BUCHANAN RIDES ALONE

    Synopsis: Riding home through the border town of Agry, Tom Buchanan gets caught up in a feud between the lawless Agry brothers and a family of Mexicans.

   Buchanan Rides Alone is a key film in the group of films Budd Boettticher did with Randolph Scott in the late 1950’s and is something of a comment on society as a whole. There’s nothing new about the newcomer riding into town and ending up cleaning the place up, but Buchanan goes about it in a singularly tough minded manner.

   The characters played by Scott in these films are good men who have been driven by circumstance to become hard, and while they carefully guard a nugget of their humanity beneath that tough exterior they can be ruthlessly violent and even brutal when it’s warranted.

BUCHANAN RIDES ALONE

   Because Buchanan Rides Alone is the first of a series of books and the character a sort of drifter, there is less backstory than usual in a Boetticher film. Buchanan would seem to be just another drifting cowboy looking for work — until someone pushes him the wrong way.

   At that point it becomes clear just how far the Scott hero will go to restore what he considers his personal honor. In some ways his Buchanan has some relationship to John D. MacDonald’s later Travis McGee character, particularly in The Green Ripper. Once he has unleashed the man beneath the surface someone is going to pay in blood before he resumes his easy going facade.

   That’s true of most western (and other) heroes but Scott and Boetticher together so refined and perfected the Scott persona in their movies together that they develop a sort of cinematic shorthand, a gesture, a look, a single word, that says more than pages of expository dialogue and background in other films.

BUCHANAN RIDES ALONE

   In some ways Scott’s take on the iconic western loner is the dominant one in the western imagination, however important the Gary Cooper, John Wayne, or even Clint Eastwood model. Likely the truest moment in Mel Brooks’ Blazing Saddles is when the townfolk remove their hats reverently at the mere mention of Randolph Scott’s name.

   Barry Kelly is the corrupt town boss and Craig Stevens (just before Peter Gunn) a smooth gunfighter. There is nothing unusual in the plot, but the writing and direction are as superior as would be expected in a Boetticher film, and while the plot may be tried and true, the approach to character makes this one notable.

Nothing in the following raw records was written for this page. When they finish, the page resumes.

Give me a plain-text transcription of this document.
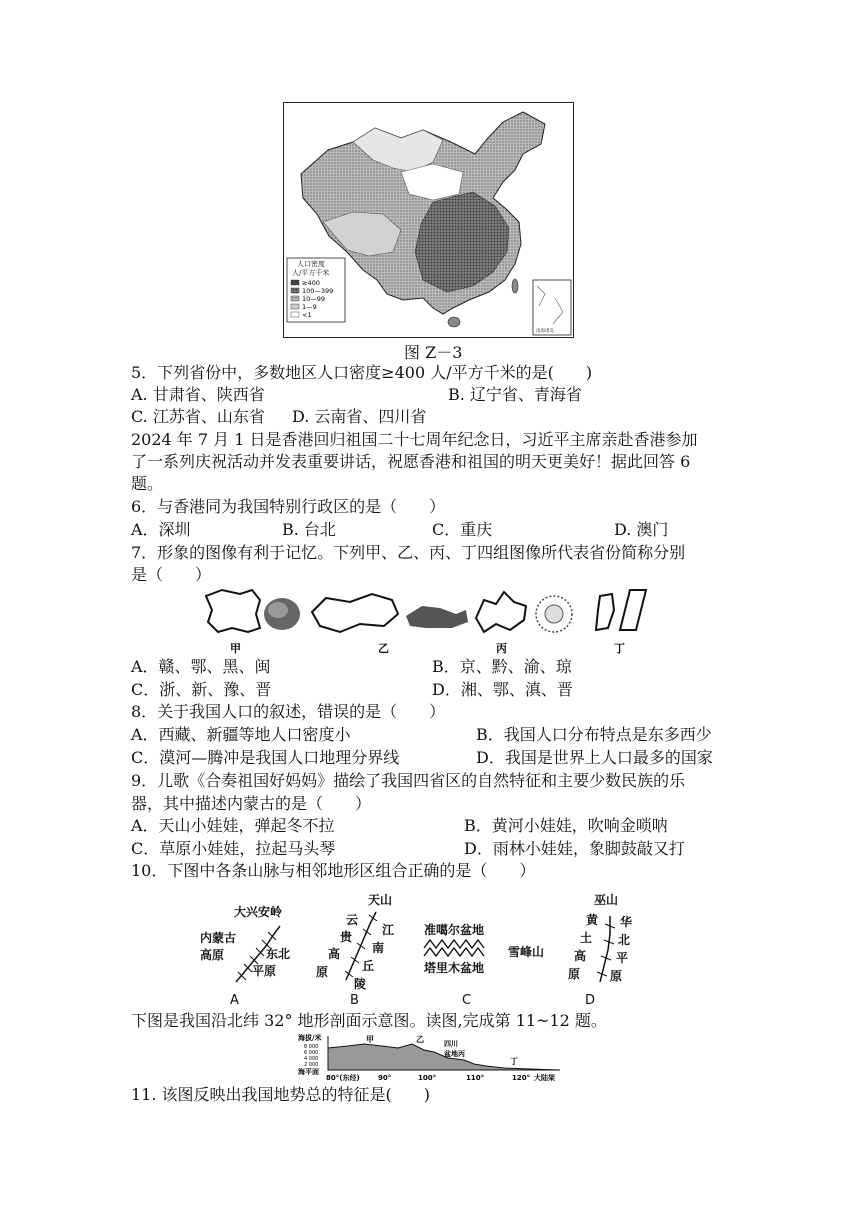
南海诸岛
人口密度
人/平方千米
≥400
100—399
10—99
1—9
<1
图 Z－3
5．下列省份中，多数地区人口密度≥400 人/平方千米的是(　　)
A. 甘肃省、陕西省	B. 辽宁省、青海省
C. 江苏省、山东省 D. 云南省、四川省
2024 年 7 月 1 日是香港回归祖国二十七周年纪念日，习近平主席亲赴香港参加
了一系列庆祝活动并发表重要讲话，祝愿香港和祖国的明天更美好！据此回答 6
题。
6．与香港同为我国特别行政区的是（　　）
A．深圳	B. 台北	C．重庆	D. 澳门
7．形象的图像有利于记忆。下列甲、乙、丙、丁四组图像所代表省份简称分别
是（　　）
甲	乙	丙	丁
A．赣、鄂、黑、闽	B．京、黔、渝、琼
C．浙、新、豫、晋	D．湘、鄂、滇、晋
8．关于我国人口的叙述，错误的是（　　）
A．西藏、新疆等地人口密度小	B．我国人口分布特点是东多西少
C．漠河—腾冲是我国人口地理分界线	D．我国是世界上人口最多的国家
9．儿歌《合奏祖国好妈妈》描绘了我国四省区的自然特征和主要少数民族的乐
器，其中描述内蒙古的是（　　）
A．天山小娃娃，弹起冬不拉	B．黄河小娃娃，吹响金唢呐
C．草原小娃娃，拉起马头琴	D．雨林小娃娃，象脚鼓敲又打
10．下图中各条山脉与相邻地形区组合正确的是（　　）
大兴安岭
内蒙古
高原	东北
平原
A
天山
云
贵
高
原
江
南
丘
陵
B
准噶尔盆地
塔里木盆地
雪峰山
C
巫山
黄
土
高
原
华
北
平
原
D
下图是我国沿北纬 32° 地形剖面示意图。读图,完成第 11~12 题。
海拔/米
8 000
6 000
4 000
2 000
海平面
80°(东经)	90°	100°	110°	120° 大陆架
甲	乙	四川
盆地丙
丁
11. 该图反映出我国地势总的特征是(　　)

   The surprising thing about the Boetticher films is that while they are set against the wide open spaces of the west, they are closely focused character studies of men under stress, particularly the Scott hero, who reveals depths of feeling and humanity with little more than a pained look or by holding himself a little apart from everyone else in the film.

BUCHANAN RIDES ALONE

   I imagined the Buchanan of Jonas Ward’s series of books as someone along the line as Gary Cooper, but Scott at this time was at the height of his appeal, and his take on Buchanan combined a gentle charm that could turn to steel with a glint of his narrow eyes.

   And it isn’t as if there weren’t close bonds between Scott and Cooper. Scott got his start in Hollywood as Coooper’s dialogue coach for The Virginian and replaced Cooper in the popular Zane Gray series of films. By the time he made the series of films with Boetticher his version of the western hero was almost as iconic as Cooper’s, though it has only been in recent years he’s gotten real credit as an actor in them.

   At first glance Buchanan Rides Alone only seems to be a superior product of the heyday of the adult western, but there is more to the Scott character and to Boetticher’s direction than there may seem to be on the surface.

BUCHANAN RIDES ALONE

   In the confines of a fairly common western story Boetticher is commenting on both contemporary American society, and also saying something about the idealized American character. Scott’s hero in these films is the man who does the right thing even when it’s messy and society might prefer that he look the other way. Once he is unleashed he will have a reckoning, whatever the price.

[EDITORIAL COMMENT.]   A complete list of the “Buchanan” books by Jonas Ward can be found following my review of Buchanan’s Black Sheep, a much later entry in the series. David originally left this movie review as a comment following that earlier post. I’ve revised it slightly for its appearance here.